Be careful what you wish for

Flybe, renamed Virgin Connect:

“Connect Airways chief executive Mark Anderson said the airline could stop flying between airports where the journey can be made easily by train or car…]

[…”Maybe there are some routes in the future, as I look at the future of Virgin Connect and how we’re connecting people to their world, that we will potentially not fly.

“We will potentially say ‘Actually this makes more sense by train or this makes more sense by road’, and maybe in the future we’ll get behind that as well.”

Very curious to signal your responsibility as a "sustainable” airline by suggesting people switch from flying to driving.

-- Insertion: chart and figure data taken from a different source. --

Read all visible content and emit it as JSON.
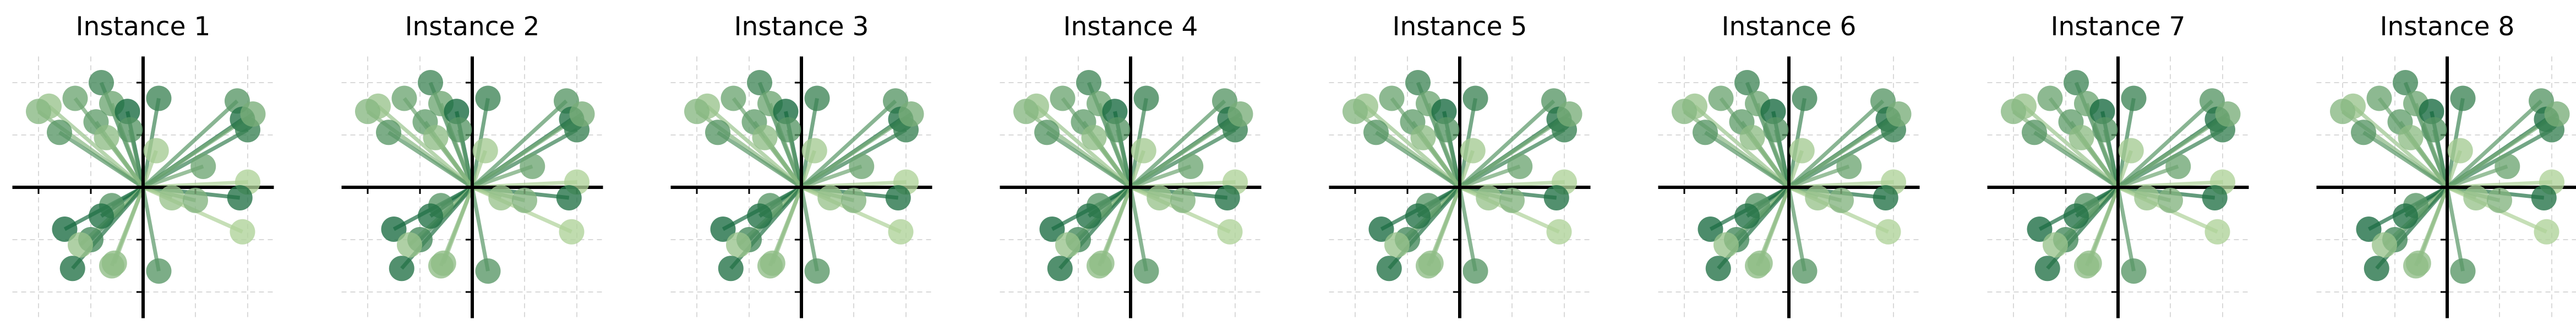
{
  "figure": {
    "panel_titles": [
      "Instance 1",
      "Instance 2",
      "Instance 3",
      "Instance 4",
      "Instance 5",
      "Instance 6",
      "Instance 7",
      "Instance 8"
    ]
  },
  "chart_data": {
    "type": "scatter",
    "subtype": "vectors-from-origin (identical across all 8 panels)",
    "panels": 8,
    "xlim": [
      -2.5,
      2.5
    ],
    "ylim": [
      -2.5,
      2.5
    ],
    "ticks": [
      -2,
      -1,
      1,
      2
    ],
    "grid": true,
    "grid_style": "dashed light gray",
    "axes_through_origin": true,
    "colormap": "Greens",
    "points": [
      {
        "x": -0.8,
        "y": 2.0,
        "shade": 0.7
      },
      {
        "x": -1.3,
        "y": 1.7,
        "shade": 0.5
      },
      {
        "x": -0.6,
        "y": 1.6,
        "shade": 0.5
      },
      {
        "x": 0.3,
        "y": 1.7,
        "shade": 0.72
      },
      {
        "x": -0.3,
        "y": 1.45,
        "shade": 0.9
      },
      {
        "x": -1.8,
        "y": 1.55,
        "shade": 0.3
      },
      {
        "x": -0.9,
        "y": 1.25,
        "shade": 0.55
      },
      {
        "x": -2.0,
        "y": 1.45,
        "shade": 0.38
      },
      {
        "x": -0.25,
        "y": 1.1,
        "shade": 0.6
      },
      {
        "x": -1.6,
        "y": 1.05,
        "shade": 0.6
      },
      {
        "x": -0.7,
        "y": 0.95,
        "shade": 0.35
      },
      {
        "x": 0.25,
        "y": 0.7,
        "shade": 0.25
      },
      {
        "x": 1.8,
        "y": 1.65,
        "shade": 0.6
      },
      {
        "x": 1.9,
        "y": 1.3,
        "shade": 0.85
      },
      {
        "x": 2.0,
        "y": 1.1,
        "shade": 0.75
      },
      {
        "x": 2.1,
        "y": 1.4,
        "shade": 0.45
      },
      {
        "x": 1.15,
        "y": 0.4,
        "shade": 0.5
      },
      {
        "x": 2.0,
        "y": 0.1,
        "shade": 0.2
      },
      {
        "x": 1.85,
        "y": -0.2,
        "shade": 0.85
      },
      {
        "x": 0.55,
        "y": -0.2,
        "shade": 0.3
      },
      {
        "x": 1.0,
        "y": -0.25,
        "shade": 0.4
      },
      {
        "x": 1.9,
        "y": -0.85,
        "shade": 0.2
      },
      {
        "x": -0.6,
        "y": -0.35,
        "shade": 0.6
      },
      {
        "x": -0.8,
        "y": -0.55,
        "shade": 0.85
      },
      {
        "x": -1.5,
        "y": -0.8,
        "shade": 0.88
      },
      {
        "x": -1.0,
        "y": -1.0,
        "shade": 0.7
      },
      {
        "x": -1.2,
        "y": -1.1,
        "shade": 0.3
      },
      {
        "x": -0.6,
        "y": -1.5,
        "shade": 0.35
      },
      {
        "x": -1.35,
        "y": -1.55,
        "shade": 0.85
      },
      {
        "x": -0.55,
        "y": -1.45,
        "shade": 0.35
      },
      {
        "x": 0.3,
        "y": -1.6,
        "shade": 0.6
      }
    ]
  }
}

However to be fair, for a car with four passengers in a country with lots of coal and/or gas in the electricity generation mix (e.g., UK = 45%), it can become competitive with a train.

A car with one dude in it: never.

In France’s energy mix? Never:

Source: RTE Results 2017

Ok, so Virgin Connect is considering cancelling some of its short-haul flights.

It took a Yellow Vest protestor at a public talk on aviation emissions at La Base in Paris to drive home to me the fact that we should be careful what we wish for.

If an airline permanently cancels a specific A to B flight, it frees up a slot at both the departure and arrival airports.

It is what happens next with these slots that is important, not the cancellation itself.

What if the airline fills the short-haul flight’s slot with a long-haul one? Or sells it to another company that intends to do so?

The environmental problem just got worse, not better.

The solution, as put forth by my Yellow Vested buddy, is that the slot has to be closed.

Permanently.

Otherwise we’re just pissing in the wind.

One final quote from the Virgin Connect article:

“He added that airlines have made “great progress” in improving their sustainability in recent years, but acknowledged that the industry “has more work to do in improving its carbon footprint”.

This is the kind of shit cigarette company executives peddled for years.